如今才剛剛邁出第一步,一切就都要結束了?
法芙娜無法接受,她無論如何也不可能接受這種結局。
「結果還是回到了原點,要考慮如何安慰羅蘭小少爺啊。」
蜘蛛聳聳肩,頂著眾多不滿和無奈的視線豎起手指。
「通常情況下,青春期的男孩遭遇挫折一蹶不振後,最快最簡單的安慰方法有兩種。第一,父母長輩的開解和引導。」
一致地搖頭。
哪怕情況比現在還要沮喪一倍,她們也不會請那位「父愛如山」的獨裁官來勸解羅蘭,這根本是把黃鼠狼領進雞窩的作死行為。
「……方法二。來自異性的撫慰——從精神到肉體全方位的。」
蜘蛛毫無滯礙地說著,語氣平淡,仿佛在聊天氣而不是少兒不宜的話題。以至於兩三秒後少女們才有了應有的反應。
「也、也、也、也、也就是說——」
「侍寢。」
給予格洛莉婭斷然回應後,蜘蛛略帶不耐煩地繼續說著:
「啊啊啊,雖說早就想讓小少爺從童貞畢業了……可真不爽啊,這種被人設計的感覺。」
火熱恍惚的氣氛瞬間凍結,蜘蛛口中的不快迅速瀰漫開來。
可能性可以說壓倒性的低。
可——
如果是李林的話——
假如從最開始李林就將這種結果考慮在內策劃了整件事,無論是否就勢與羅蘭締結親密關係,都會讓少女們的心靈留下難以消去的陰霾,甚至是傷痕。理解了這些的女孩們不禁對此感到不寒而慄。
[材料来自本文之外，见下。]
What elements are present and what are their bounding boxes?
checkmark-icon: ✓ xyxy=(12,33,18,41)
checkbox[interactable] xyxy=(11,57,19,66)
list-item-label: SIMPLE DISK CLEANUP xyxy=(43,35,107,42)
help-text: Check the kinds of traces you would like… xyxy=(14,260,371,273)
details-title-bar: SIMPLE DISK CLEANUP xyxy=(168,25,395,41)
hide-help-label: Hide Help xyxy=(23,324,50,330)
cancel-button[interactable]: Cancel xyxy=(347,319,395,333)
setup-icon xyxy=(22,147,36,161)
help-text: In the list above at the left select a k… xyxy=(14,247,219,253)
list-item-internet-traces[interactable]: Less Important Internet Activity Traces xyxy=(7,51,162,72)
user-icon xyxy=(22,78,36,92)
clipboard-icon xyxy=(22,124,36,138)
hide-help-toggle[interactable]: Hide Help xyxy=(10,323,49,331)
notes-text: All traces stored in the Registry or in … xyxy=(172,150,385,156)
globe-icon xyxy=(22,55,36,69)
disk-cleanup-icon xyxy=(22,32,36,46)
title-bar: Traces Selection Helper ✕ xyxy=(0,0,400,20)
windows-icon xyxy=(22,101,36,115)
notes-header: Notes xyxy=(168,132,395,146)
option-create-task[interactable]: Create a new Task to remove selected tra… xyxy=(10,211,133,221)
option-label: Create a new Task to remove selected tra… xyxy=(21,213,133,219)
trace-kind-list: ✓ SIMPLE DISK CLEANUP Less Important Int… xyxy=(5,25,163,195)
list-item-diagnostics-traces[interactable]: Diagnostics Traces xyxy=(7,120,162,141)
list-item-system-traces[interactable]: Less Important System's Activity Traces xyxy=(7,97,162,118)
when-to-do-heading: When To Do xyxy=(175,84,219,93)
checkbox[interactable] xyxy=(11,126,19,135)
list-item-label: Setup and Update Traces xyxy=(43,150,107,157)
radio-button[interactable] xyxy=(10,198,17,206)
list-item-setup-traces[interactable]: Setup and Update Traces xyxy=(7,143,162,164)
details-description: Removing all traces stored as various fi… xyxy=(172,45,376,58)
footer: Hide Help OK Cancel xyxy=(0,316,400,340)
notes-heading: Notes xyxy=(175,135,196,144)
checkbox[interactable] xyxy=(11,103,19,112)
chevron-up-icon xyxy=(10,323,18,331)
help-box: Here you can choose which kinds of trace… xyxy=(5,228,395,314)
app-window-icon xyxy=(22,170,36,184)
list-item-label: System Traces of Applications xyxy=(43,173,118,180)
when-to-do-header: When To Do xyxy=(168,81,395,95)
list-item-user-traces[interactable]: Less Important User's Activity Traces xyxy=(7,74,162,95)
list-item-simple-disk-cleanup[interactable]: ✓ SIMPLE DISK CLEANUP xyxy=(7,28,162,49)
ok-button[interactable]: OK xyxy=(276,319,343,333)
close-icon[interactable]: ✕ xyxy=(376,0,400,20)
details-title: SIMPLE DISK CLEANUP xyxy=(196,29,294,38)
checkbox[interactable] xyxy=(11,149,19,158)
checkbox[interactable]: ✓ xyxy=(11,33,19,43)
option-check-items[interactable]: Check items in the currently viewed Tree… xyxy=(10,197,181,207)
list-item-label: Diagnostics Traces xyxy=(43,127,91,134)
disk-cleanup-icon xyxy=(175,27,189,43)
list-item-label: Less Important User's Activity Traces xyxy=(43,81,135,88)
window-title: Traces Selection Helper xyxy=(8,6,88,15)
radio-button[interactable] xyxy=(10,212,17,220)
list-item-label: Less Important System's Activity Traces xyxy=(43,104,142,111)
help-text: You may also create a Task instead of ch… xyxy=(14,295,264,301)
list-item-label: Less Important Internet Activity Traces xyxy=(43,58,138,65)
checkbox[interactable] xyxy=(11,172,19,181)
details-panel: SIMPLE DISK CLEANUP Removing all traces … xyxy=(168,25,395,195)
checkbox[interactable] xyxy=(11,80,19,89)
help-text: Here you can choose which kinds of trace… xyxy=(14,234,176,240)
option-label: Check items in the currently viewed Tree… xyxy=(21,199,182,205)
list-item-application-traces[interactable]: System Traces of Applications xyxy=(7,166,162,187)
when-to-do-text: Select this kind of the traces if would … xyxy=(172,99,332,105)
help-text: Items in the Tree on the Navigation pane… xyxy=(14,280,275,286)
不管怎麼說,既然已經陷入李林的謀略,唉聲嘆氣和躊躇不前都於事無補,唯有積極前行才能打破局面。
「好吧,讓我們坐下來,仔細再討論一下。」
隨著法芙娜的長嘆,冗長難決的討論準備再次開始,就在一時半會兒看不到盡頭的死循環再次開始之際,會議室的門被敲響。隨著密涅瓦陰鬱的臉孔出現在門口,所有人都預感到又有什麼不好的事情發生了。